Area of Safe Refuge

As Courtney and I meandered through the Las Vegas airport with nothing better to do, we stumbled across this crazy door. We pointed, we laughed, and we sat for some time wondering what what in the heck could possibly be in a room marked “Area of Safe Refuge”. Was it a safe room for refugees? Was it a place where one could meditate and regain one’s “center” after a long and disturbing flight? Was it a place where you could run to and be safe if the dreaded police were chasing you? We remained unsure about what the room was used for, but we were 100% sure that we had to have a look inside. We sneaked up to it, and gently and stealthily (at lease as stealthily as you can in an airport full of people) opened the door and looked inside…

A ladder! A lousy, stinking ladder and absolutely NOTHING else! Well, we thought, maybe the last person who needed safe refuge was a roofer and they put the ladder in there to make him feel more at home… Who knows.
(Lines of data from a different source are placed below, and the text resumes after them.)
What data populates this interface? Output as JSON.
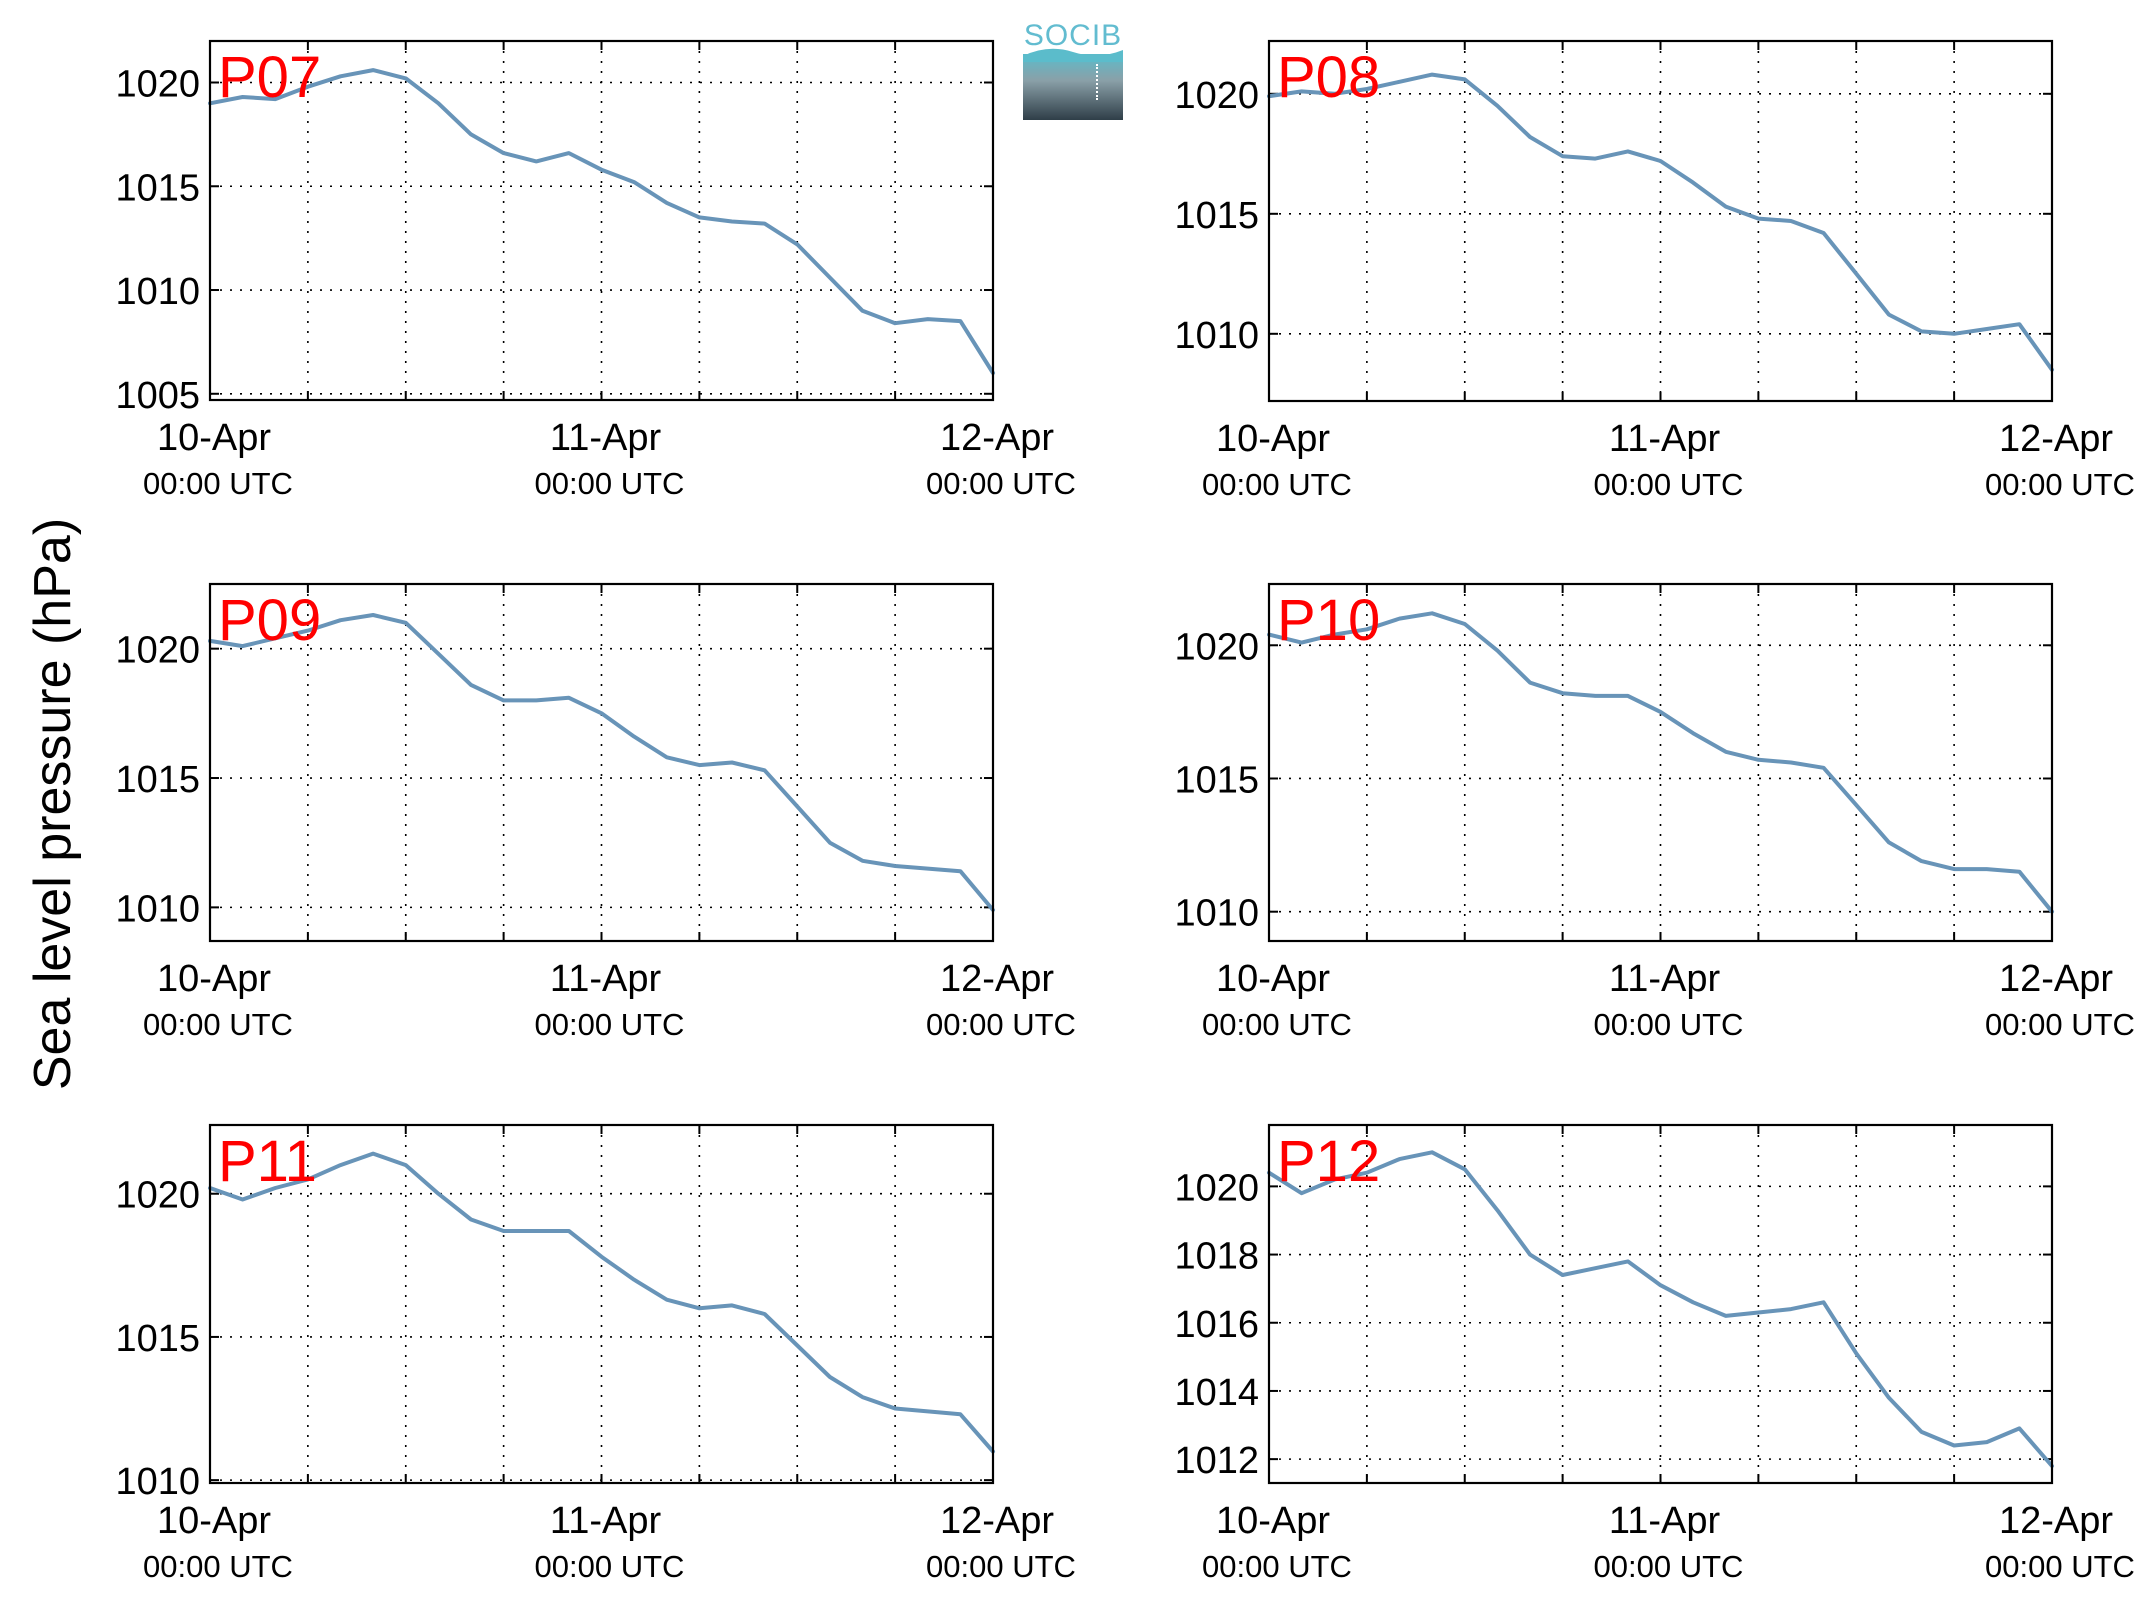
{
  "figure": {
    "ylabel": "Sea level pressure (hPa)",
    "logo_text": "SOCIB",
    "colors": {
      "line": "#6894b8",
      "panel_label": "#ff0000",
      "grid": "#000000"
    }
  },
  "chart_data": [
    {
      "type": "line",
      "label": "P07",
      "x_ticks": [
        {
          "date": "10-Apr",
          "time": "00:00 UTC"
        },
        {
          "date": "11-Apr",
          "time": "00:00 UTC"
        },
        {
          "date": "12-Apr",
          "time": "00:00 UTC"
        }
      ],
      "xlim": [
        "2015-04-10T00:00",
        "2015-04-12T00:00"
      ],
      "ylim": [
        1004.7,
        1022
      ],
      "yticks": [
        1005,
        1010,
        1015,
        1020
      ],
      "grid": true,
      "series": [
        {
          "x": [
            "2015-04-10T00:00",
            "2015-04-10T02:00",
            "2015-04-10T04:00",
            "2015-04-10T06:00",
            "2015-04-10T08:00",
            "2015-04-10T10:00",
            "2015-04-10T12:00",
            "2015-04-10T14:00",
            "2015-04-10T16:00",
            "2015-04-10T18:00",
            "2015-04-10T20:00",
            "2015-04-10T22:00",
            "2015-04-11T00:00",
            "2015-04-11T02:00",
            "2015-04-11T04:00",
            "2015-04-11T06:00",
            "2015-04-11T08:00",
            "2015-04-11T10:00",
            "2015-04-11T12:00",
            "2015-04-11T14:00",
            "2015-04-11T16:00",
            "2015-04-11T18:00",
            "2015-04-11T20:00",
            "2015-04-11T22:00",
            "2015-04-12T00:00"
          ],
          "values": [
            1019.0,
            1019.3,
            1019.2,
            1019.8,
            1020.3,
            1020.6,
            1020.2,
            1019.0,
            1017.5,
            1016.6,
            1016.2,
            1016.6,
            1015.8,
            1015.2,
            1014.2,
            1013.5,
            1013.3,
            1013.2,
            1012.2,
            1010.6,
            1009.0,
            1008.4,
            1008.6,
            1008.5,
            1006.0
          ]
        }
      ]
    },
    {
      "type": "line",
      "label": "P08",
      "x_ticks": [
        {
          "date": "10-Apr",
          "time": "00:00 UTC"
        },
        {
          "date": "11-Apr",
          "time": "00:00 UTC"
        },
        {
          "date": "12-Apr",
          "time": "00:00 UTC"
        }
      ],
      "xlim": [
        "2015-04-10T00:00",
        "2015-04-12T00:00"
      ],
      "ylim": [
        1007.2,
        1022.2
      ],
      "yticks": [
        1010,
        1015,
        1020
      ],
      "grid": true,
      "series": [
        {
          "x": [
            "2015-04-10T00:00",
            "2015-04-10T02:00",
            "2015-04-10T04:00",
            "2015-04-10T06:00",
            "2015-04-10T08:00",
            "2015-04-10T10:00",
            "2015-04-10T12:00",
            "2015-04-10T14:00",
            "2015-04-10T16:00",
            "2015-04-10T18:00",
            "2015-04-10T20:00",
            "2015-04-10T22:00",
            "2015-04-11T00:00",
            "2015-04-11T02:00",
            "2015-04-11T04:00",
            "2015-04-11T06:00",
            "2015-04-11T08:00",
            "2015-04-11T10:00",
            "2015-04-11T12:00",
            "2015-04-11T14:00",
            "2015-04-11T16:00",
            "2015-04-11T18:00",
            "2015-04-11T20:00",
            "2015-04-11T22:00",
            "2015-04-12T00:00"
          ],
          "values": [
            1019.9,
            1020.1,
            1020.0,
            1020.2,
            1020.5,
            1020.8,
            1020.6,
            1019.5,
            1018.2,
            1017.4,
            1017.3,
            1017.6,
            1017.2,
            1016.3,
            1015.3,
            1014.8,
            1014.7,
            1014.2,
            1012.5,
            1010.8,
            1010.1,
            1010.0,
            1010.2,
            1010.4,
            1008.5
          ]
        }
      ]
    },
    {
      "type": "line",
      "label": "P09",
      "x_ticks": [
        {
          "date": "10-Apr",
          "time": "00:00 UTC"
        },
        {
          "date": "11-Apr",
          "time": "00:00 UTC"
        },
        {
          "date": "12-Apr",
          "time": "00:00 UTC"
        }
      ],
      "xlim": [
        "2015-04-10T00:00",
        "2015-04-12T00:00"
      ],
      "ylim": [
        1008.7,
        1022.5
      ],
      "yticks": [
        1010,
        1015,
        1020
      ],
      "grid": true,
      "series": [
        {
          "x": [
            "2015-04-10T00:00",
            "2015-04-10T02:00",
            "2015-04-10T04:00",
            "2015-04-10T06:00",
            "2015-04-10T08:00",
            "2015-04-10T10:00",
            "2015-04-10T12:00",
            "2015-04-10T14:00",
            "2015-04-10T16:00",
            "2015-04-10T18:00",
            "2015-04-10T20:00",
            "2015-04-10T22:00",
            "2015-04-11T00:00",
            "2015-04-11T02:00",
            "2015-04-11T04:00",
            "2015-04-11T06:00",
            "2015-04-11T08:00",
            "2015-04-11T10:00",
            "2015-04-11T12:00",
            "2015-04-11T14:00",
            "2015-04-11T16:00",
            "2015-04-11T18:00",
            "2015-04-11T20:00",
            "2015-04-11T22:00",
            "2015-04-12T00:00"
          ],
          "values": [
            1020.3,
            1020.1,
            1020.4,
            1020.7,
            1021.1,
            1021.3,
            1021.0,
            1019.8,
            1018.6,
            1018.0,
            1018.0,
            1018.1,
            1017.5,
            1016.6,
            1015.8,
            1015.5,
            1015.6,
            1015.3,
            1013.9,
            1012.5,
            1011.8,
            1011.6,
            1011.5,
            1011.4,
            1009.9
          ]
        }
      ]
    },
    {
      "type": "line",
      "label": "P10",
      "x_ticks": [
        {
          "date": "10-Apr",
          "time": "00:00 UTC"
        },
        {
          "date": "11-Apr",
          "time": "00:00 UTC"
        },
        {
          "date": "12-Apr",
          "time": "00:00 UTC"
        }
      ],
      "xlim": [
        "2015-04-10T00:00",
        "2015-04-12T00:00"
      ],
      "ylim": [
        1008.9,
        1022.3
      ],
      "yticks": [
        1010,
        1015,
        1020
      ],
      "grid": true,
      "series": [
        {
          "x": [
            "2015-04-10T00:00",
            "2015-04-10T02:00",
            "2015-04-10T04:00",
            "2015-04-10T06:00",
            "2015-04-10T08:00",
            "2015-04-10T10:00",
            "2015-04-10T12:00",
            "2015-04-10T14:00",
            "2015-04-10T16:00",
            "2015-04-10T18:00",
            "2015-04-10T20:00",
            "2015-04-10T22:00",
            "2015-04-11T00:00",
            "2015-04-11T02:00",
            "2015-04-11T04:00",
            "2015-04-11T06:00",
            "2015-04-11T08:00",
            "2015-04-11T10:00",
            "2015-04-11T12:00",
            "2015-04-11T14:00",
            "2015-04-11T16:00",
            "2015-04-11T18:00",
            "2015-04-11T20:00",
            "2015-04-11T22:00",
            "2015-04-12T00:00"
          ],
          "values": [
            1020.4,
            1020.1,
            1020.4,
            1020.6,
            1021.0,
            1021.2,
            1020.8,
            1019.8,
            1018.6,
            1018.2,
            1018.1,
            1018.1,
            1017.5,
            1016.7,
            1016.0,
            1015.7,
            1015.6,
            1015.4,
            1014.0,
            1012.6,
            1011.9,
            1011.6,
            1011.6,
            1011.5,
            1010.0
          ]
        }
      ]
    },
    {
      "type": "line",
      "label": "P11",
      "x_ticks": [
        {
          "date": "10-Apr",
          "time": "00:00 UTC"
        },
        {
          "date": "11-Apr",
          "time": "00:00 UTC"
        },
        {
          "date": "12-Apr",
          "time": "00:00 UTC"
        }
      ],
      "xlim": [
        "2015-04-10T00:00",
        "2015-04-12T00:00"
      ],
      "ylim": [
        1009.9,
        1022.4
      ],
      "yticks": [
        1010,
        1015,
        1020
      ],
      "grid": true,
      "series": [
        {
          "x": [
            "2015-04-10T00:00",
            "2015-04-10T02:00",
            "2015-04-10T04:00",
            "2015-04-10T06:00",
            "2015-04-10T08:00",
            "2015-04-10T10:00",
            "2015-04-10T12:00",
            "2015-04-10T14:00",
            "2015-04-10T16:00",
            "2015-04-10T18:00",
            "2015-04-10T20:00",
            "2015-04-10T22:00",
            "2015-04-11T00:00",
            "2015-04-11T02:00",
            "2015-04-11T04:00",
            "2015-04-11T06:00",
            "2015-04-11T08:00",
            "2015-04-11T10:00",
            "2015-04-11T12:00",
            "2015-04-11T14:00",
            "2015-04-11T16:00",
            "2015-04-11T18:00",
            "2015-04-11T20:00",
            "2015-04-11T22:00",
            "2015-04-12T00:00"
          ],
          "values": [
            1020.2,
            1019.8,
            1020.2,
            1020.5,
            1021.0,
            1021.4,
            1021.0,
            1020.0,
            1019.1,
            1018.7,
            1018.7,
            1018.7,
            1017.8,
            1017.0,
            1016.3,
            1016.0,
            1016.1,
            1015.8,
            1014.7,
            1013.6,
            1012.9,
            1012.5,
            1012.4,
            1012.3,
            1011.0
          ]
        }
      ]
    },
    {
      "type": "line",
      "label": "P12",
      "x_ticks": [
        {
          "date": "10-Apr",
          "time": "00:00 UTC"
        },
        {
          "date": "11-Apr",
          "time": "00:00 UTC"
        },
        {
          "date": "12-Apr",
          "time": "00:00 UTC"
        }
      ],
      "xlim": [
        "2015-04-10T00:00",
        "2015-04-12T00:00"
      ],
      "ylim": [
        1011.3,
        1021.8
      ],
      "yticks": [
        1012,
        1014,
        1016,
        1018,
        1020
      ],
      "grid": true,
      "series": [
        {
          "x": [
            "2015-04-10T00:00",
            "2015-04-10T02:00",
            "2015-04-10T04:00",
            "2015-04-10T06:00",
            "2015-04-10T08:00",
            "2015-04-10T10:00",
            "2015-04-10T12:00",
            "2015-04-10T14:00",
            "2015-04-10T16:00",
            "2015-04-10T18:00",
            "2015-04-10T20:00",
            "2015-04-10T22:00",
            "2015-04-11T00:00",
            "2015-04-11T02:00",
            "2015-04-11T04:00",
            "2015-04-11T06:00",
            "2015-04-11T08:00",
            "2015-04-11T10:00",
            "2015-04-11T12:00",
            "2015-04-11T14:00",
            "2015-04-11T16:00",
            "2015-04-11T18:00",
            "2015-04-11T20:00",
            "2015-04-11T22:00",
            "2015-04-12T00:00"
          ],
          "values": [
            1020.4,
            1019.8,
            1020.2,
            1020.4,
            1020.8,
            1021.0,
            1020.5,
            1019.3,
            1018.0,
            1017.4,
            1017.6,
            1017.8,
            1017.1,
            1016.6,
            1016.2,
            1016.3,
            1016.4,
            1016.6,
            1015.1,
            1013.8,
            1012.8,
            1012.4,
            1012.5,
            1012.9,
            1011.8
          ]
        }
      ]
    }
  ]
}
Anyhow, once I got to a place where I could access google, I looked it up, and it turns out that an “Area of Safe Refuge” is a place where disabled people can go in the event of a fire of other type of disaster to wait for assistance. They are located in areas that are very structurally sound, fireproofed, and unlikely to be damaged easily or crumble.

The Area of Safe Refuge, according to BS5588: part 8 is: “an area that is enclosed with a fire resisting construction (other than any part that is an external wall of a building) and served directly by a safe route to a storey exit, evacuation lift or final exit, thus constituting a temporary safe space for disabled people to await assistance for their evacuation”.